The use of python multiprocessing along with Ray

Hi, I’d like to find out if there is any issue with the use of python multiprocessing along with Ray (nested parallelism) regarding performance, serializing/deserializing objects, etc.?

import ray
ray.init()

import pandas
df = pandas.DataFrame([1])
o_ref = ray.put(df)

def f(obj):
    local_df = ray.get(o_ref)
    local_df += obj

from multiprocessing import Pool

if __name__ == '__main__':
    with Pool(5) as p:
        print(p.map(f, [1]))

I’d be appreciate if you could point me to some docs on this if those exist.

Thanks in advance!

@sangcho, any comments/thoughts?

The normal Python multiprocessing will cause conflicts with nesting / excessive resource use (i.e., launching duplicated Ray clusters on the same machine), but you can use the Ray-integrated multiprocessing instead: Distributed multiprocessing.Pool — Ray v1.9.0

I don’t quite get it. What do you mean by duplicated Ray clusters? Will we have multiple driver processes that is not acceptable?

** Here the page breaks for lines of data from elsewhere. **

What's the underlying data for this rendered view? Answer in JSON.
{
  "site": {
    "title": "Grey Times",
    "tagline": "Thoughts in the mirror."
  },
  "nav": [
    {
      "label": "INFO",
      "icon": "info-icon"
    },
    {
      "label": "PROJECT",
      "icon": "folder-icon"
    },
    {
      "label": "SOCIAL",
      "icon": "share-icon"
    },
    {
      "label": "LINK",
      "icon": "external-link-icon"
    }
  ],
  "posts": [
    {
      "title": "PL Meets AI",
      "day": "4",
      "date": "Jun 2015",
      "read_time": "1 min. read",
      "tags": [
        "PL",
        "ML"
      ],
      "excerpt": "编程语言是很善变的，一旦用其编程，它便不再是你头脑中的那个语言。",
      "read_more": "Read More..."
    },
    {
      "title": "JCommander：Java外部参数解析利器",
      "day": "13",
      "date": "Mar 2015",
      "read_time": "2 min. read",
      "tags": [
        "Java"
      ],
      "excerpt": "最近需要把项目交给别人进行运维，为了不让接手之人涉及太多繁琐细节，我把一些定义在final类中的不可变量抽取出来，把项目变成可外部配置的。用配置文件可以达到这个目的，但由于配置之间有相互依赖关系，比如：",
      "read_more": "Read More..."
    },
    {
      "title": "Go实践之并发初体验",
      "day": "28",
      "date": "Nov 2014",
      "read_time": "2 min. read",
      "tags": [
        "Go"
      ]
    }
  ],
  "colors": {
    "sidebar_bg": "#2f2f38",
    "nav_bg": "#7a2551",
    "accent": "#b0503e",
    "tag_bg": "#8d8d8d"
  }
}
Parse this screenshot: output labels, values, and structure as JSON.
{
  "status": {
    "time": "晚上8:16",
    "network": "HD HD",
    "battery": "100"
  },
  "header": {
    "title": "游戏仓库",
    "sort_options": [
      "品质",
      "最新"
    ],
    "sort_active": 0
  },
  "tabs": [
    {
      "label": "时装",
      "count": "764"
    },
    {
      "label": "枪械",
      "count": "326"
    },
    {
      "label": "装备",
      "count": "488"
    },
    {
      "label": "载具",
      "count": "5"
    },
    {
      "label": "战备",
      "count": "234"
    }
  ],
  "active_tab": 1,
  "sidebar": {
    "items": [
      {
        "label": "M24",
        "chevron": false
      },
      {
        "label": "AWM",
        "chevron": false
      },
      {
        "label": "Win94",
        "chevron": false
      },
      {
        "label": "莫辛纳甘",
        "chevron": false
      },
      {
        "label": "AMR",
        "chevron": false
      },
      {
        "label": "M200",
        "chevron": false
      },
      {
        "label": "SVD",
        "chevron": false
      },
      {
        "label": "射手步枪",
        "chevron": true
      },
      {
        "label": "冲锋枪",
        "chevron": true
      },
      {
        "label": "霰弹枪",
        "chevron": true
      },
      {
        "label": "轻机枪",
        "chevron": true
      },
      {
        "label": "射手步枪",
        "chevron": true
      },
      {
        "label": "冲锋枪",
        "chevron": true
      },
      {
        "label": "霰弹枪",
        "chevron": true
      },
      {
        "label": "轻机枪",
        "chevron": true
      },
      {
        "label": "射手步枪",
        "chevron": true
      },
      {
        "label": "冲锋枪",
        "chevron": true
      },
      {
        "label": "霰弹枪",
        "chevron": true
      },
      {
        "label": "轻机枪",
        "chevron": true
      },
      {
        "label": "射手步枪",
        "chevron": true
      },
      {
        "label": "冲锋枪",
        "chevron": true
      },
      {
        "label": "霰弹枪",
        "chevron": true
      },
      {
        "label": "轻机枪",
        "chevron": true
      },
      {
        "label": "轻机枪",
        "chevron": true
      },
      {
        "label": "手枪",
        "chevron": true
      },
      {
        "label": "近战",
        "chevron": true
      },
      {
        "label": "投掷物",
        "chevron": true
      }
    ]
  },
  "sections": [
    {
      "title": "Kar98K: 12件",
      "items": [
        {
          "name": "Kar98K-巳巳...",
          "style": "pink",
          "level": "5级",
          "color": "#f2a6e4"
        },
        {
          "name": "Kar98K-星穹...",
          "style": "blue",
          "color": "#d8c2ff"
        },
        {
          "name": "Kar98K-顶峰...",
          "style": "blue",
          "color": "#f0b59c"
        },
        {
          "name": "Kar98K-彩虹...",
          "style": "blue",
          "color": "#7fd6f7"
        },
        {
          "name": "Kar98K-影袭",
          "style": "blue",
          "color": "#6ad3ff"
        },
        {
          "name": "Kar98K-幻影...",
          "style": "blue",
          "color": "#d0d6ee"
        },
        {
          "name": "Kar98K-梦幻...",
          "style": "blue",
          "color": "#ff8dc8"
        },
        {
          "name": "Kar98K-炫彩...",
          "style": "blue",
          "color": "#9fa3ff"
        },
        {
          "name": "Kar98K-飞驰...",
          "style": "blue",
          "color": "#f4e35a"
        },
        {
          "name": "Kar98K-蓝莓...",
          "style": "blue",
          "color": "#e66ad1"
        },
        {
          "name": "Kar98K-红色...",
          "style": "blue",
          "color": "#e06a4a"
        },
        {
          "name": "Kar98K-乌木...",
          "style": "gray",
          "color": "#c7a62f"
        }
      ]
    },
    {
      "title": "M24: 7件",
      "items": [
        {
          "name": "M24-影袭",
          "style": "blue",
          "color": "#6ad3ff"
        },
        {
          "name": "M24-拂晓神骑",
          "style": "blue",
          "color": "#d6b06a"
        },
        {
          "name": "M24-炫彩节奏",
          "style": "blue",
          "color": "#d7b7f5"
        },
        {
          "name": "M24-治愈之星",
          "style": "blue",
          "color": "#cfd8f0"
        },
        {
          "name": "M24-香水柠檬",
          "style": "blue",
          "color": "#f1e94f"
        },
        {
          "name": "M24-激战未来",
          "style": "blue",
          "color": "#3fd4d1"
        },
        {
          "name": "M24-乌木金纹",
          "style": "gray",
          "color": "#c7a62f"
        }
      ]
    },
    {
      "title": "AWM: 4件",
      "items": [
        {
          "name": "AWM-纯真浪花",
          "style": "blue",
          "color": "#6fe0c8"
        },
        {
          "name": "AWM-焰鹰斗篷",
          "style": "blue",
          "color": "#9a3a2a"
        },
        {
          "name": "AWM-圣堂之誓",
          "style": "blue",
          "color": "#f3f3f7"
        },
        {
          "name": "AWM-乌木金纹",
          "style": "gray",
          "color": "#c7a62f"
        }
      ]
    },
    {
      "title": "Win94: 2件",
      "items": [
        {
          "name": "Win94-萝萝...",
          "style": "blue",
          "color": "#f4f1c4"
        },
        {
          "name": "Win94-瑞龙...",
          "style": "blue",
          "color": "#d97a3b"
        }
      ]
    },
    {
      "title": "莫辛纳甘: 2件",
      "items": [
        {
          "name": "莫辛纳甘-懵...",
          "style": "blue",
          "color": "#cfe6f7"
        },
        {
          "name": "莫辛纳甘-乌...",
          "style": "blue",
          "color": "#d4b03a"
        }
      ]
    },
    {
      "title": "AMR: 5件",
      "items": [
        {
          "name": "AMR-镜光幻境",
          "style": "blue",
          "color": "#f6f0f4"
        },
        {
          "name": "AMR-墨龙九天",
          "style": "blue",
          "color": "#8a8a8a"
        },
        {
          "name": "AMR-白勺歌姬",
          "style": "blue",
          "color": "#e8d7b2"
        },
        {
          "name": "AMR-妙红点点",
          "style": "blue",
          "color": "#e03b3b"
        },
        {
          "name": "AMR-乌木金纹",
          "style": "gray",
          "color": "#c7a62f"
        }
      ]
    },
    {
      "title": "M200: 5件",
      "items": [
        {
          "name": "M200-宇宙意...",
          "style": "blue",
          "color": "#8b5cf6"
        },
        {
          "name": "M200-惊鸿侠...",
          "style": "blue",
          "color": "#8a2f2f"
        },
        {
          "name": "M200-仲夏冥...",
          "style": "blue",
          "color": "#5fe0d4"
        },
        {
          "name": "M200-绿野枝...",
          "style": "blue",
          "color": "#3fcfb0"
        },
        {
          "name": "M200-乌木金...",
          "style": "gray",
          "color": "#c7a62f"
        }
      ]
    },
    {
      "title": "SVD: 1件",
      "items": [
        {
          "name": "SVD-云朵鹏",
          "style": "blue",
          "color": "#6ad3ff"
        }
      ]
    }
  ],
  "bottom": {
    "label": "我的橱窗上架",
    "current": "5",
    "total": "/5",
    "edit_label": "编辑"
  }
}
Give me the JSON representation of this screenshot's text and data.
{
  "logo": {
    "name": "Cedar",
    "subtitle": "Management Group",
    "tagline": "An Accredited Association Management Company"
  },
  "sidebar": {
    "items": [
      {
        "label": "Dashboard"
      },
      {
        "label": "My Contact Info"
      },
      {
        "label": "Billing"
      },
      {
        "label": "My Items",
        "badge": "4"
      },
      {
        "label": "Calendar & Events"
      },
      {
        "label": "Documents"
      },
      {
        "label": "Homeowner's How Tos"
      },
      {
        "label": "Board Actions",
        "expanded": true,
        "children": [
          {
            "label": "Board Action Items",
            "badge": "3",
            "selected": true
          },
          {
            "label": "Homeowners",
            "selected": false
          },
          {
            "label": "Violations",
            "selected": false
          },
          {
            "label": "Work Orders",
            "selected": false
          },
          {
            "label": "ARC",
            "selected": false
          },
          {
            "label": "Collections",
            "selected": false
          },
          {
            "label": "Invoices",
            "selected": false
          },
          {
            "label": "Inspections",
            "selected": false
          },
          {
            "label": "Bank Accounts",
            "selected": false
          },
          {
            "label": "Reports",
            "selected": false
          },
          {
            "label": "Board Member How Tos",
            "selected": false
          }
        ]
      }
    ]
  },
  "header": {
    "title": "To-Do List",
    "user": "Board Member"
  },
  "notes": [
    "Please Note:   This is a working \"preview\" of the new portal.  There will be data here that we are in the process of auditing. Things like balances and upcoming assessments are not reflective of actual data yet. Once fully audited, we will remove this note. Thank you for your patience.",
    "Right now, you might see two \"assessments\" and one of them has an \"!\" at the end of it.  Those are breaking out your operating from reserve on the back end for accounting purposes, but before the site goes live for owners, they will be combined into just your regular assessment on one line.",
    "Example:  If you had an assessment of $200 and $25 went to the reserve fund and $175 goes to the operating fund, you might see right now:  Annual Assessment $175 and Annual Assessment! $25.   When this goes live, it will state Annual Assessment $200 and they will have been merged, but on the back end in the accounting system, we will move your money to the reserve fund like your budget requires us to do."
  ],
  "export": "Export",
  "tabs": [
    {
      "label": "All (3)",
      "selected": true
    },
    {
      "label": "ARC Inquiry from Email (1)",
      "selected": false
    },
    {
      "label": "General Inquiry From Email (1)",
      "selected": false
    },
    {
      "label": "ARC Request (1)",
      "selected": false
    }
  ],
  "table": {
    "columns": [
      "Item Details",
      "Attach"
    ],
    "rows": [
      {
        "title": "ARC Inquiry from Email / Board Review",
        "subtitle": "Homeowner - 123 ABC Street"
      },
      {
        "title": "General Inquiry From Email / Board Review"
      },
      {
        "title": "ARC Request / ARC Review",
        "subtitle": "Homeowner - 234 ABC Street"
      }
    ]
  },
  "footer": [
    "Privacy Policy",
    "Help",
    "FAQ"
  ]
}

Yes, Ray should be managing all the parallelism of your program. Trying to mix processes with Ray is an anti pattern. Instead use Ray tasks for parallelism, or the ray multiprocessing library.

@ericl, thanks a lot! Btw, did you encounter any issue with the use of python multiprocessing along with Ray? Why am I asking is because the example I put works without any error.

@ericl, just a friendly reminder.

@YarShev, Ray is designed to manage the entire distributed application. If your application is launching multiple Ray clusters internally, that’s quite strange and can cause issues like running out of memory, not to mention the Ray clusters won’t be able to communicate with each other.

@ericl, thank you for the answer!